GET /dinosaurs/_search?q=name:Velocyraptor

A search with wildcards can be helpful here. But you need to know where to place the wildcard (*).

GET /dinosaurs/_search?q=name:Velo*raptor

In order to find searched entries even without wildcards, the search index will be optimized with analyzers and tokenizers.

Mapping

Mapping is the process of defining how a document, and the fields it contains, are stored and indexed.

Define how the fields of a document are stored and indexed
Explicit mapping for field name

PUT /dinosaurs
{
  "mappings": {
    "dinos": {
      "properties": {
        "name": {
          "type": "text",
          "analyzer": "2_3_ngram_analyzer"
        }
      }
    }
  }
}

Analyzer and Tokenizer

Analyzer

Text analysis enables Elasticsearch to perform full-text search, where the search returns all relevant results rather than just exact matches. You can create your custom analyzer

Tokenizer

Analysis makes full-text search possible through tokenization: breaking a text down into smaller chunks, called tokens. In most cases, these tokens are individual words.

N-gram tokenizer for Velociraptor

Ve, el, lo, oc, ci, ir, ra, ap, pt, to, or (bigram, 2-gram)
Vel, elo, loc, oci, cir, ira, rap, apt, pto, tor (trigram, 3-gram)

PUT /dinosaurs
{
  "settings": {
    "analysis": {
      "analyzer": {
        "2_3_ngram_analyzer": {
          "type": "custom",
          "filter": "lowercase",
          "tokenizer": "2_3_ngram_tokenizer"
        }
      },
      "tokenizer": {
        "2_3_ngram_tokenizer": {
          "token_chars": [
            "letter",
            "digit",
            "punctuation",
            "symbol",
            "whitespace"
          ],
          "min_gram": "2",
          "type": "ngram",
          "max_gram": "3"
        }
      }
    }
  },
  "mappings": {
    "properties": {
      "name": {
        "type": "text",
        "analyzer": "2_3_ngram_analyzer"
      }
    }
  }
}

Now the search will work with wrong spelling.

GET /dinosaurs/_search?q=name:Velocyraptor

Now several results are displayed.
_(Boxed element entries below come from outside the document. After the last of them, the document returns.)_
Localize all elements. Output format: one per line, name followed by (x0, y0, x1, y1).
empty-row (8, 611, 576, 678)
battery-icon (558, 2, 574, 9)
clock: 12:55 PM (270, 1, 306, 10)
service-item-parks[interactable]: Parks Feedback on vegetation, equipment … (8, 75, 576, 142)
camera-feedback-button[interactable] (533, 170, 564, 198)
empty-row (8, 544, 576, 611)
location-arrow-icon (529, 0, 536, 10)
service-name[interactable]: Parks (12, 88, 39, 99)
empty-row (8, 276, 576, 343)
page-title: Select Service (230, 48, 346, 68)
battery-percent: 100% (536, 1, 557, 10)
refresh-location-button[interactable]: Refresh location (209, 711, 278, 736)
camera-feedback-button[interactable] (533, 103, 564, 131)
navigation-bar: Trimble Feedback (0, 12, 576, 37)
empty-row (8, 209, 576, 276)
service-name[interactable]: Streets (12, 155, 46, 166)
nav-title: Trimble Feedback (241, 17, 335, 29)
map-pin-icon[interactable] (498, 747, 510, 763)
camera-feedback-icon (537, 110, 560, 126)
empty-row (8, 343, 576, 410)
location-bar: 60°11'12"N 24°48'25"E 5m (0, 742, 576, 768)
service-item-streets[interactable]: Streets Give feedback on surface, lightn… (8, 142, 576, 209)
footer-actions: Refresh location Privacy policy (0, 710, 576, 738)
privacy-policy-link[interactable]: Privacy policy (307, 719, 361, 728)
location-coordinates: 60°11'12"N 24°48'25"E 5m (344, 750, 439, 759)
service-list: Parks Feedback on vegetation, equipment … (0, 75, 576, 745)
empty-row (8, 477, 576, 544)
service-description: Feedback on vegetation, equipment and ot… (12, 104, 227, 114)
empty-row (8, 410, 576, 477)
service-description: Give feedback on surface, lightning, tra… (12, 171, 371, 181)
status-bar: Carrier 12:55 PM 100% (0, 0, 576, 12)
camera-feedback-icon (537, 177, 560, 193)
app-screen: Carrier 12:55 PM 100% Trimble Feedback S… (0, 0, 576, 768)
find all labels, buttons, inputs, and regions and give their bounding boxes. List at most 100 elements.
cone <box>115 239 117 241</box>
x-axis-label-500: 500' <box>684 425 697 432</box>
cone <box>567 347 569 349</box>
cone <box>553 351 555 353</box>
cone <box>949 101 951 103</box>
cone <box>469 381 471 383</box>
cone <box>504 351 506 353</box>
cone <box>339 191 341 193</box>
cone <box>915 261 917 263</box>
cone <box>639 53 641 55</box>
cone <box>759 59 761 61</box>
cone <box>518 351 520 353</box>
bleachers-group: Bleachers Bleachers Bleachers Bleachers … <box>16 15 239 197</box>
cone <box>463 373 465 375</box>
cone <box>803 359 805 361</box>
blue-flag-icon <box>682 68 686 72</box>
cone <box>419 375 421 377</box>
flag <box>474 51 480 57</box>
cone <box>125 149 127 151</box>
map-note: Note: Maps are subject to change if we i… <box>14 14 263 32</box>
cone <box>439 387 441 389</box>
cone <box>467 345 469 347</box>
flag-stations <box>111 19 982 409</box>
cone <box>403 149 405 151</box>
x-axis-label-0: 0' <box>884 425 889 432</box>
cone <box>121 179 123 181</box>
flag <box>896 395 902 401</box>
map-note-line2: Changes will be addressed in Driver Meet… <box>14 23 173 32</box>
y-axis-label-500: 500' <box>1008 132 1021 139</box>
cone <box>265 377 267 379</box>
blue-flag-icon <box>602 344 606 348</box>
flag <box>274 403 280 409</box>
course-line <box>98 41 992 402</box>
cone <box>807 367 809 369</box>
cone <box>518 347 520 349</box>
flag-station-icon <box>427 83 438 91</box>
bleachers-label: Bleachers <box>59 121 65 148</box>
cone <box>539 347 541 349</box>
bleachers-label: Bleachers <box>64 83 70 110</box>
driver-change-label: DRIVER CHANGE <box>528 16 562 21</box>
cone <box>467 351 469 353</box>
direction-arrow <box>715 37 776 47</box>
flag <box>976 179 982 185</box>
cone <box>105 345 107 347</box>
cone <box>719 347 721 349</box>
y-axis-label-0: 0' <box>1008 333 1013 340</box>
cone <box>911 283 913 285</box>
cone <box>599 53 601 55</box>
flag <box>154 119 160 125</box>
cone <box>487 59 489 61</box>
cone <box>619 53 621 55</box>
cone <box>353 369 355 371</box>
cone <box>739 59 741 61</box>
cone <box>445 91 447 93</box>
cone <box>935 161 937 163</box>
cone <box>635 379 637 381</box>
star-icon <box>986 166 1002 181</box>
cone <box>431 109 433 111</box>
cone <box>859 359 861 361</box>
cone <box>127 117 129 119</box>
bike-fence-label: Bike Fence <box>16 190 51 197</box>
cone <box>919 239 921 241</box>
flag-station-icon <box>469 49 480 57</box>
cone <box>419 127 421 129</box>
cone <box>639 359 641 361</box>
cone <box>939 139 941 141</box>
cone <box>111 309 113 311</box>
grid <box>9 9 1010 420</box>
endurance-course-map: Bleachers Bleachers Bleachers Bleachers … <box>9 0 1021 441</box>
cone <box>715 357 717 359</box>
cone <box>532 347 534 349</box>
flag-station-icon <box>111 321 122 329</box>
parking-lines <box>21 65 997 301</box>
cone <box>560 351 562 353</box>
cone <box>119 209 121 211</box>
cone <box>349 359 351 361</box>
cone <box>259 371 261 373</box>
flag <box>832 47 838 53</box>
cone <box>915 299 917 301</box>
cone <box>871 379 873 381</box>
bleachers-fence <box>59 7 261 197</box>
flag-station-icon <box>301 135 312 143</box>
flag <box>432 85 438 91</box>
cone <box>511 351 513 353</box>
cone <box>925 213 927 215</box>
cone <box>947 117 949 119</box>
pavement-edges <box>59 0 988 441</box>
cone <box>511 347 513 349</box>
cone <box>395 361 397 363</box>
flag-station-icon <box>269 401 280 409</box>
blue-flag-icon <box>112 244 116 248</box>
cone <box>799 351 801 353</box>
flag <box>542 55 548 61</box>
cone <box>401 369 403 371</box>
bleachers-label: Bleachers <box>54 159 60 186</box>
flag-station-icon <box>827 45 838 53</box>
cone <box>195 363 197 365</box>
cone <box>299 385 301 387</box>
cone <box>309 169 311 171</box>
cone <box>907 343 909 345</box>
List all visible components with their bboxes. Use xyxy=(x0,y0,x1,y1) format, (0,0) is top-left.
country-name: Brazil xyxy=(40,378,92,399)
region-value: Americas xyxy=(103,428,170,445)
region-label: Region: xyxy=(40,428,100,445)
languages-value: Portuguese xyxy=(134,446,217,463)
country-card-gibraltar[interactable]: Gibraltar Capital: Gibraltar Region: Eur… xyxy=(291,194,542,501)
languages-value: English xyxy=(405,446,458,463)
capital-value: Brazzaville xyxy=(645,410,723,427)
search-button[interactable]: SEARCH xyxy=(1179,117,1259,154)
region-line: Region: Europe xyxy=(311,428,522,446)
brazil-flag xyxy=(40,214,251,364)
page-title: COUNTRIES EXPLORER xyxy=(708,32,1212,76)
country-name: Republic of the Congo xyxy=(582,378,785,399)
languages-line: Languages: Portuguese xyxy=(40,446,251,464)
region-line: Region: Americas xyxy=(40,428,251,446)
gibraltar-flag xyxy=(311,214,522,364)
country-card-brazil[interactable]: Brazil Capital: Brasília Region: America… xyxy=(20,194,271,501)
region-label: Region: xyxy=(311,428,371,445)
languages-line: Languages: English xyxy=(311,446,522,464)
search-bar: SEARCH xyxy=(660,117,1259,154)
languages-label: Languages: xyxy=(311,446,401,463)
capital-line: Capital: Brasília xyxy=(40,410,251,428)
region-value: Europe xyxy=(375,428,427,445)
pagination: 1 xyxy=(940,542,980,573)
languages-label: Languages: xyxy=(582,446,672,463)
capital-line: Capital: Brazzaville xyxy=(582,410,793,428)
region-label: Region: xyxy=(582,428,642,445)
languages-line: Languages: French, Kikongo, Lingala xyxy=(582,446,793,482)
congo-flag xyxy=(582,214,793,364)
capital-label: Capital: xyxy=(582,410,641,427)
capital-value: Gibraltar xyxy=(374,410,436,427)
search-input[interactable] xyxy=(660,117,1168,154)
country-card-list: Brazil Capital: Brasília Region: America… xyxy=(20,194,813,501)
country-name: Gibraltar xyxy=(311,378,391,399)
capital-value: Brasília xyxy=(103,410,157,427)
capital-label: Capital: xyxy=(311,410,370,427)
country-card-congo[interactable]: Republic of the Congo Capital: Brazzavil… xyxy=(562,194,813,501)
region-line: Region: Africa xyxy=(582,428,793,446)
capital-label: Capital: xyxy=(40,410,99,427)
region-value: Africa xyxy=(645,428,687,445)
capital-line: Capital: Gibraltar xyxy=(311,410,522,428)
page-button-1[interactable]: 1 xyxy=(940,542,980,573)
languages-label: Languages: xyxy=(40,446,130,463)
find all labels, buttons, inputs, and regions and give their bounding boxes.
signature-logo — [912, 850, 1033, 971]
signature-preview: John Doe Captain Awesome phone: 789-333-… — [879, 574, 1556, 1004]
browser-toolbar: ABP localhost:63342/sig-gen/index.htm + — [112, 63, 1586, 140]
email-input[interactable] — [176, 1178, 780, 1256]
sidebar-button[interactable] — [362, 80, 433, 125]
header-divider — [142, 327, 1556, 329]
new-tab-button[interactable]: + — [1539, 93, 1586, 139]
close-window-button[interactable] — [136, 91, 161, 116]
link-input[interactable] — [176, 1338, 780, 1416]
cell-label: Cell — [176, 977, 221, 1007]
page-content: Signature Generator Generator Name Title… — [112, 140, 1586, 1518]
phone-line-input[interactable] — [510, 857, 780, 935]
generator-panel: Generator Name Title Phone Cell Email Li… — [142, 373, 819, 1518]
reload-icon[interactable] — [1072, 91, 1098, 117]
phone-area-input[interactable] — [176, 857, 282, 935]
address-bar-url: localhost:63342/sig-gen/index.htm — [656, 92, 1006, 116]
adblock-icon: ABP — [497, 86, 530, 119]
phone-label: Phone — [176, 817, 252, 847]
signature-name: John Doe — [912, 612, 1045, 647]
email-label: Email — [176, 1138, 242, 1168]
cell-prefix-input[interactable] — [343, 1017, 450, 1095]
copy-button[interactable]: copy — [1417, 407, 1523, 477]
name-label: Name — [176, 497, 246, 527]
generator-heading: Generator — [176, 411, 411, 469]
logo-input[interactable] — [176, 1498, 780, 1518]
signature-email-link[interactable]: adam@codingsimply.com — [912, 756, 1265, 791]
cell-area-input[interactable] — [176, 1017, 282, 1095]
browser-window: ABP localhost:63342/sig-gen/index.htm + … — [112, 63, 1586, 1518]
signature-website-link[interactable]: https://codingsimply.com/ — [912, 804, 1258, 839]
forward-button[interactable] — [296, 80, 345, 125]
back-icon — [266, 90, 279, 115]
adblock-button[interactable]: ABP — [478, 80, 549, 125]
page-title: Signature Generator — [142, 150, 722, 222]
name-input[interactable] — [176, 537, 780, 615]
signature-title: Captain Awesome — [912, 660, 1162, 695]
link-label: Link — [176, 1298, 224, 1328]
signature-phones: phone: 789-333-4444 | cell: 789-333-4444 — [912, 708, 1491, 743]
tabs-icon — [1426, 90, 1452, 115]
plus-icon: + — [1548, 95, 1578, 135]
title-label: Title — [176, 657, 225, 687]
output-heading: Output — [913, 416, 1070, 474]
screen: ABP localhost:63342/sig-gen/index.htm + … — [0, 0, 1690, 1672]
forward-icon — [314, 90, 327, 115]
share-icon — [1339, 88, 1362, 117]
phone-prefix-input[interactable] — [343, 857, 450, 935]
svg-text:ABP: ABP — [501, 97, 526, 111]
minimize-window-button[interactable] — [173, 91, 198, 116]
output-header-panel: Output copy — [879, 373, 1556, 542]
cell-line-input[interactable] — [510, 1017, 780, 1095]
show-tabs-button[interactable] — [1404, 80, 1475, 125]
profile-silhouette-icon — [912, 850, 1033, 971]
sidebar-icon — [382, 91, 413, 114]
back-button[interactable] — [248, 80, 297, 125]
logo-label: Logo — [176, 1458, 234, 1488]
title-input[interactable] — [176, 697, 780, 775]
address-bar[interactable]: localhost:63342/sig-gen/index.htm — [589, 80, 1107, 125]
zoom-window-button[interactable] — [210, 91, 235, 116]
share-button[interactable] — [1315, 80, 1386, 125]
The hits are weighted (hit score) according to importance.

Conclusion

In the example above complicated dinosaur names were used to show the design of the search index. Full text search is not as simple as it seems. It can be a hard task to find all the subtle variations of a word or phrase, including different spellings. Luckily, there are enterprise search solutions that cater to this need. Elasticsearch is one such enterprise search solution. A full text search solution needs to be intuitively designed so that the end user can easily find accurate content within the framework of a corporate intranet.